Black hole mass and spin estimates of the most distant quasars

TL;DR

This study estimates the mass and spin of the most distant quasars using relativistic disk models, providing insights into black hole growth and evolution in the early universe.

Contribution

It introduces a method applying relativistic disk models to high-redshift quasars, yielding more precise black hole mass estimates and constraining their spin and accretion properties.

Findings

Black hole masses are consistent with virial estimates but with smaller uncertainties.

High black hole spins are ruled out, with an upper limit on spin values.
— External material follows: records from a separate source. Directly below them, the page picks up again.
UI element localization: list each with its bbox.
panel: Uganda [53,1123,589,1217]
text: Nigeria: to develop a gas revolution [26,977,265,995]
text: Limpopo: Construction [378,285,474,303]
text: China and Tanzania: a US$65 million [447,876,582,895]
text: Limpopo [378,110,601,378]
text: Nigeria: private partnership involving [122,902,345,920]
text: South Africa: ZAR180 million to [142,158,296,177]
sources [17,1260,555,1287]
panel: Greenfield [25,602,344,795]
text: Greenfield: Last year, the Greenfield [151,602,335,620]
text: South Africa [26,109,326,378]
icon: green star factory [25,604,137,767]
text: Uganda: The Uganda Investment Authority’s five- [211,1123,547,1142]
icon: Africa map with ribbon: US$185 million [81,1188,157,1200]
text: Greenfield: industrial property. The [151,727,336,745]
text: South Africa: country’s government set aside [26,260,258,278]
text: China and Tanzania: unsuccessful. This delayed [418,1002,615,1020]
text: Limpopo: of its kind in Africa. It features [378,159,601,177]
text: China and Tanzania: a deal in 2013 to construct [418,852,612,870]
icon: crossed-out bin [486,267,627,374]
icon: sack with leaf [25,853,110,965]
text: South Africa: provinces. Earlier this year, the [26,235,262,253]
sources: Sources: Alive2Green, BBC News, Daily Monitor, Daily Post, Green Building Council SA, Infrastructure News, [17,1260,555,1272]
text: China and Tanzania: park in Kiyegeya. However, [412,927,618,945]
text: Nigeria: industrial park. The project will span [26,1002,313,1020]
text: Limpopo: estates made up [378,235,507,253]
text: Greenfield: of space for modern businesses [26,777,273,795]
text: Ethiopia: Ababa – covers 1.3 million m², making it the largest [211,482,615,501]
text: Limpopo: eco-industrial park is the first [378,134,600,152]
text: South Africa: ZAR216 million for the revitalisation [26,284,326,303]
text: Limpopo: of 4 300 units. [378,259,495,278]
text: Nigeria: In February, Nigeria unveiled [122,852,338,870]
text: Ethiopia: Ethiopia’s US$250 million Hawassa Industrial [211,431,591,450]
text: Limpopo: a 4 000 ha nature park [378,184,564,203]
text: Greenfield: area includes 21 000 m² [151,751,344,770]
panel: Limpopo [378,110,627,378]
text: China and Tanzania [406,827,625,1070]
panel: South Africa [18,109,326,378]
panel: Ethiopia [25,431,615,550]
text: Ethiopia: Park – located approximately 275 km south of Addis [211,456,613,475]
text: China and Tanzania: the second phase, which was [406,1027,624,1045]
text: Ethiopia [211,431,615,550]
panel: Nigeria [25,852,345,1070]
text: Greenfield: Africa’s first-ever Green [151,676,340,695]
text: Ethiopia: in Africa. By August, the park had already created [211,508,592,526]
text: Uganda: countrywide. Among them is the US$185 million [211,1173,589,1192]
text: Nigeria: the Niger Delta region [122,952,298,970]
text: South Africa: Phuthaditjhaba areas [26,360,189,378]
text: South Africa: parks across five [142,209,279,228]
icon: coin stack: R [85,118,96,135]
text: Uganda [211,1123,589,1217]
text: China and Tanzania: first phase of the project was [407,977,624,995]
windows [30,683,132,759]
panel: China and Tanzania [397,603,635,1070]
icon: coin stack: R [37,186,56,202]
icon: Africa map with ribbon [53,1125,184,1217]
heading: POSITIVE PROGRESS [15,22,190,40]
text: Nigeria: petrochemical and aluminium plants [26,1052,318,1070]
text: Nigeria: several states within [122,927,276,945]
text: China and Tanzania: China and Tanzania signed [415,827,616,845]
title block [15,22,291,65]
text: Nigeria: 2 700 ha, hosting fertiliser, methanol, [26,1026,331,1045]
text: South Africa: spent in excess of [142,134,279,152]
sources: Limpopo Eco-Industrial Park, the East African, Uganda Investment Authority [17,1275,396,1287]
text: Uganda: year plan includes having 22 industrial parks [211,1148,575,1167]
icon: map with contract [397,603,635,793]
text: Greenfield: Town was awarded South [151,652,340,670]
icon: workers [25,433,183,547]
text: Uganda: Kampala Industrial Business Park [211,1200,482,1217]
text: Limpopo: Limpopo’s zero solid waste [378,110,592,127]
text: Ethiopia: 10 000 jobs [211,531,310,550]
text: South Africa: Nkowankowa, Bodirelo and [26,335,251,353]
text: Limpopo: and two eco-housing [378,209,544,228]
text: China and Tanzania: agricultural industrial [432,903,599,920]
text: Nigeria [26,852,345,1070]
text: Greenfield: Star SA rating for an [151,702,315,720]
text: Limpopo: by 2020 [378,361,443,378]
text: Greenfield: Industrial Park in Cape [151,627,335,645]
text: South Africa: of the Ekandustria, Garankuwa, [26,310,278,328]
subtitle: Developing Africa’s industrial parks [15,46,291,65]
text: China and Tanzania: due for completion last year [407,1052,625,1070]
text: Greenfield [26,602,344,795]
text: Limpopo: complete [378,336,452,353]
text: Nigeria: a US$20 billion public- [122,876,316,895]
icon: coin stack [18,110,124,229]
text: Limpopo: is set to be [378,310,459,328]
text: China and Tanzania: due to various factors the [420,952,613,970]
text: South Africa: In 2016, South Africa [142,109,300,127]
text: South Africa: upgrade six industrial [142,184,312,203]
All sources are sub-Eddington, with lower Eddington ratios than previous studies.

Abstract

We investigate the properties of the most distant quasars ULASJ134208.10+092838.61 ($z = 7.54$), ULASJ112001.48+064124.3 ($z = 7.08$) and DELSJ003836.10-152723.6 ($z = 7.02$) studying their Optical-UV emission that shows clear evidence of the presence of an accretion disk. We model such emission applying the relativistic disk models KERRBB and SLIMBH for which we have derived some analytical approximations to describe the observed emission as a function of the black hole mass, accretion rate, spin and the viewing angle. We found that: 1] our black hole mass estimates are compatible with the ones found using the virial argument but with a smaller uncertainty; 2] assuming that the virial argument is a reliable method to have a black hole mass measurement (with no systematic uncertainties involved), we found an upper limit for the black hole spin of the three sources: very high spin values are ruled out; 3] our Eddington ratio estimates are smaller than those found in previous studies by a factor $\sim 2$: all sources are found to be sub-Eddington. Using our results, we explore the parameter space (efficiency, accretion rate) to describe the possible evolution of the black hole assuming a $\sim 10^{2-4} M_{\odot}$ seed: if the black hole in these sources formed at redshift $z = 10 - 20$, we found that the accretion has to proceed at the Eddington rate with a radiative efficiency $\eta \sim 0.1$ in order to reach the observed masses in less than $\sim 0.7$ Gyr.